Problem Statement

Given the root of a binary tree, determine if it is a valid binary search tree (BST).

A valid BST is defined as follows:

• The left subtree of a node contains only nodes with keys less than the node's key.
• The right subtree of a node contains only nodes with keys greater than the node's key.
• Both the left and right subtrees must also be binary search trees.

Additional information

• The number of nodes in the tree is in the range [1, 10^4].
• -2^31 <= Node.val <= 2^31 - 1

Example 1:

Input: root = [2, 1, 3]

Output: true

Example 2:

Input: root = [5, 1, 4, null, null, 3, 6]

Output: false

Explanation: The root node's value is 5 but its right child's value is 4. Also, the node with value 3 is in the right subtree of 5, but 3 < 5.

Example 3:

Input: root = [2, 2, 2]

Output: false

Explanation: The left and right children must be strictly less than and strictly greater than the root, respectively.

Recursive DFS (Valid Boundaries) - Optimal

Intuition

A common mistake is to only check if a node is greater than its left child and less than its right child. However, a valid BST requires that all nodes in the entire left subtree are less than the root, and all nodes in the entire right subtree are greater than the root.

To enforce this, we can traverse the tree using Depth-First Search (DFS) while passing down a valid "range" or boundary (low, high) for each node.

• When we go to the left child, the upper bound is updated to the current node's value.
• When we go to the right child, the lower bound is updated to the current node's value.

Algorithm

1. Create a helper function validate(node, low, high).
2. Base Case: If node is None, return True (an empty tree is a valid BST).
3. Boundary Check: If node.val <= low or node.val >= high, return False (the node violates the BST property).
4. Recurse: Check both subtrees:

• For the left subtree, call validate(node.left, low, node.val).
• For the right subtree, call validate(node.right, node.val, high).
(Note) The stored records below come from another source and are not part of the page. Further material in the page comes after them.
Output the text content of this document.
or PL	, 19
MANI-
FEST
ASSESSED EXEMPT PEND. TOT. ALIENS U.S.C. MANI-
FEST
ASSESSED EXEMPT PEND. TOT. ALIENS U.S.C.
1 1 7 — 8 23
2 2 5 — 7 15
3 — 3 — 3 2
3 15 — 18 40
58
5. Return True only if both recursive calls return True.
6. Call the helper function starting with the root and absolute infinity boundaries: validate(root, -float('inf'), float('inf')).

def is_valid_bst(root: Optional[TreeNode]) -> bool:
    def validate(node, low=-float('inf'), high=float('inf')):
        if not node:
            return True
            
        if node.val <= low or node.val >= high:
            return False
            
        return (validate(node.left, low, node.val) and 
                validate(node.right, node.val, high))
                
    return validate(root)

Time & Space Complexity

• Time complexity: O(n)

• Reason: We visit every node in the binary tree exactly once.

• Space complexity: O(h)

• Reason: The space complexity is determined by the maximum depth of the recursion stack, which is the height h of the tree. In the worst case (a skewed tree), it is O(n). In the best case (a balanced tree), it is O(log n).

Iterative Inorder Traversal

Intuition

An inherent property of a valid Binary Search Tree is that an Inorder Traversal (Left -> Node -> Right) will process the nodes in strictly ascending order. We can perform an iterative inorder traversal using a stack and keep track of the previously visited node's value. If we ever encounter a node whose value is less than or equal to the previous value, the tree is not a valid BST.

Algorithm

1. Initialize a stack and set a curr pointer to root.
2. Initialize a variable prev_val to negative infinity (-float('inf')).
3. While curr is not None or the stack is not empty:

• Drill down to the leftmost node, pushing each node onto the stack.
• Pop a node from the stack.
• Check if node.val <= prev_val. If it is, return False.
• Update prev_val = node.val.
• Move curr to the node.right to process the right subtree.

4. If the traversal finishes without any violations, return True.

def is_valid_bst(root: Optional[TreeNode]) -> bool:
    stack = []
    curr = root
    prev_val = -float('inf')
    
    while curr or stack:
        while curr:
            stack.append(curr)
            curr = curr.left
            
        curr = stack.pop()
        
        if curr.val <= prev_val:
            return False
            
        prev_val = curr.val
        curr = curr.right
        
    return True

Time & Space Complexity

• Time complexity: O(n)

• Reason: In the worst case, we process every node in the tree once. If the tree is invalid early on, it will short-circuit and run faster.

• Space complexity: O(h)

• Reason: The stack stores at most h nodes at a time, where h is the height of the tree.